Couverture : Vercoquin et le plancton

Note de l'éditeur :

« Le Major avait une façon assez personnelle de danser, un peu déroutante au premier abord, mais à laquelle on s'accoutumait assez vite. De temps à autre, s'arrêtant sur le pied droit, il levait la jambe gauche de façon que le fémur fasse avec le corps, tenu vertical, un angle à 90°. Le tibia restait parallèle au corps, puis s'en écartait légèrement dans un mouvement spasmodique, le pied demeurant parfaitement horizontal pendant ce temps. Le tibia, redevenu vertical, le Major abaissait son fémur, puis continuait comme si de rien n'était. »

Les surprises-parties en 1945 racontées par Boris Vian.

Disons que l'éditeur n'a pas véritablement lu ce livre, ou alors ses lunettes étaient sales, ou inadaptées. Ou bien qu'il est beaucoup trop jeune pour comprendre certaines allusions : Vian nous parle d'un temps que les moins de trente ans et plus ne peuvent pas connaîîîîître (on dit merci à Charles le grand bien que petit), pas seulement des surprises-parties de 1945.

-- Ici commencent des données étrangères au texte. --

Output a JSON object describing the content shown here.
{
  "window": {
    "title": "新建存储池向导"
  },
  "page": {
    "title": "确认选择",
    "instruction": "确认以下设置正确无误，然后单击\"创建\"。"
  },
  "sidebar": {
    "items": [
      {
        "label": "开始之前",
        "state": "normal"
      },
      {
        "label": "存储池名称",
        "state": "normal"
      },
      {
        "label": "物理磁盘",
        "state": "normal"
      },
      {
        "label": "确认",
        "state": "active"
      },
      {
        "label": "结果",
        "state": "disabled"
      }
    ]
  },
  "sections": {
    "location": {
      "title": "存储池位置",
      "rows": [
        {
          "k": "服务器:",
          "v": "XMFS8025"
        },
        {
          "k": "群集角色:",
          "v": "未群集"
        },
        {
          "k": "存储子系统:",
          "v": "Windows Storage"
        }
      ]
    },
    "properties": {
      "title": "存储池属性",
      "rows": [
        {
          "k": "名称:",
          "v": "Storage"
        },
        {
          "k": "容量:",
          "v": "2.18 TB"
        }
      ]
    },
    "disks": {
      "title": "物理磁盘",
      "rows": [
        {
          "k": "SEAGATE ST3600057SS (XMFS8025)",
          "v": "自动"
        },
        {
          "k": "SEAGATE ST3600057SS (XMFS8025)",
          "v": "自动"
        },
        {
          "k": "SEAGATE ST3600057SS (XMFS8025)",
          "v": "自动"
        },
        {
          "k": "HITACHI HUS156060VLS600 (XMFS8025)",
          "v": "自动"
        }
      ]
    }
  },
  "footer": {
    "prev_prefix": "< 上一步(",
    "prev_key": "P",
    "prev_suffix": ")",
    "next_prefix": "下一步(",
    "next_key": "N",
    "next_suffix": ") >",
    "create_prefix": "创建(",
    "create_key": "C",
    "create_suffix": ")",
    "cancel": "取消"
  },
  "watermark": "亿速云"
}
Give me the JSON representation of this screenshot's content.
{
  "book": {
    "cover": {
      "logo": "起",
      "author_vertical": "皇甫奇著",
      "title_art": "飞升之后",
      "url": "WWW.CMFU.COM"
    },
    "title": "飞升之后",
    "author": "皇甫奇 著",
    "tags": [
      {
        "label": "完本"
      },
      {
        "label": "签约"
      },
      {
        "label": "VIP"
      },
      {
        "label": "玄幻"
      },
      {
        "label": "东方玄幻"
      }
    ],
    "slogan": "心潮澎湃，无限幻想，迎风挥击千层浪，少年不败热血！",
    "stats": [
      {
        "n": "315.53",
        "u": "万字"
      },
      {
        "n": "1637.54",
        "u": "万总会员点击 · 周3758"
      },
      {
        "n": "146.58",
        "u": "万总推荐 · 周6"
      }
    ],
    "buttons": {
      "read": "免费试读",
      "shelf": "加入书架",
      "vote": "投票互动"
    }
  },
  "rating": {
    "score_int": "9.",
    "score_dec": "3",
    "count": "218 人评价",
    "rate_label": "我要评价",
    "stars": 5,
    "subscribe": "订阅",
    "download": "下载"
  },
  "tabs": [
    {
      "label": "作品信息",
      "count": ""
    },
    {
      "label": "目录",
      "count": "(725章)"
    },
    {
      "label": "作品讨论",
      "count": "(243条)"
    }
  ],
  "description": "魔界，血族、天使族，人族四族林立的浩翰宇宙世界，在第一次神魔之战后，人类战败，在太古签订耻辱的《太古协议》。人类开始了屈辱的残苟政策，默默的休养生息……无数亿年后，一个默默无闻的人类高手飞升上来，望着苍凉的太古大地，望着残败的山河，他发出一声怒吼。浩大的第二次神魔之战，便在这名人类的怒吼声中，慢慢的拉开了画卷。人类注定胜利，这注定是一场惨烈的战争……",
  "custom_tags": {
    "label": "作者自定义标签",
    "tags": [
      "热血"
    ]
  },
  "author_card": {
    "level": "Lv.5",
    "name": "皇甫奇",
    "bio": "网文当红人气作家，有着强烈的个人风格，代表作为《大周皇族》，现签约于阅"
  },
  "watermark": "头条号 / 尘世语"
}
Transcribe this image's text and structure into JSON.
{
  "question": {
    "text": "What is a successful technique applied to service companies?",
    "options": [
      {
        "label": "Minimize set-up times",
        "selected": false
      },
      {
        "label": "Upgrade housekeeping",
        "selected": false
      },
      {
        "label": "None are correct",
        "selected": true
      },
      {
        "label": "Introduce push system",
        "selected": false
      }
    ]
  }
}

D'abord, c'est du Vian, loufoque, jubilatoire, grinçant, dénonciateur d'une certaine société qu'il récuse. Ainsi nous parle-t-il de sa vie d'ingénieur chargé de la normalisation à l'AFNOR. On y reconnaît le petit chef sournois (le petit caporal, le petit patron) et son art de rabaisser ses subordonnés, de se mêler de tout, à temps et contre temps. On y voit les sténodactylos -métier aujourd'hui disparu- déjà déconsidérées parce que femmes, on entend le crépitement des machines à écrire, on sent l'odeur de vernis du correcteur de stencils... Bien sûr, les machines à écrire n'explosent pas, mais il arrivait que leur système mécanique subisse quelques dommages (ressorts que sautent, tiges que s'emmêlent) lorsque les doigts de ces dames courraient trop vite sur les touches du clavier.

Il y a aussi, omniprésent, le jazz, l'orchestre avec tous ses amis musiciens, aujourd'hui encore connus par quelques musicologues éclairés, Claude Abadie en tête.

Il y a enfin les fameuses surprises-parties. Si on se réfère au tableau qui nous est donné, ce n'est pas les surboums de monsieur tout le monde. Nous sommes visiblement dans le beau monde, la jeunesse plus ou moins dorée, celle de Vian lui-même. On y retrouve aussi, un peu, l'ambiance insouciante des boums des années 60, notre propre jeunesse.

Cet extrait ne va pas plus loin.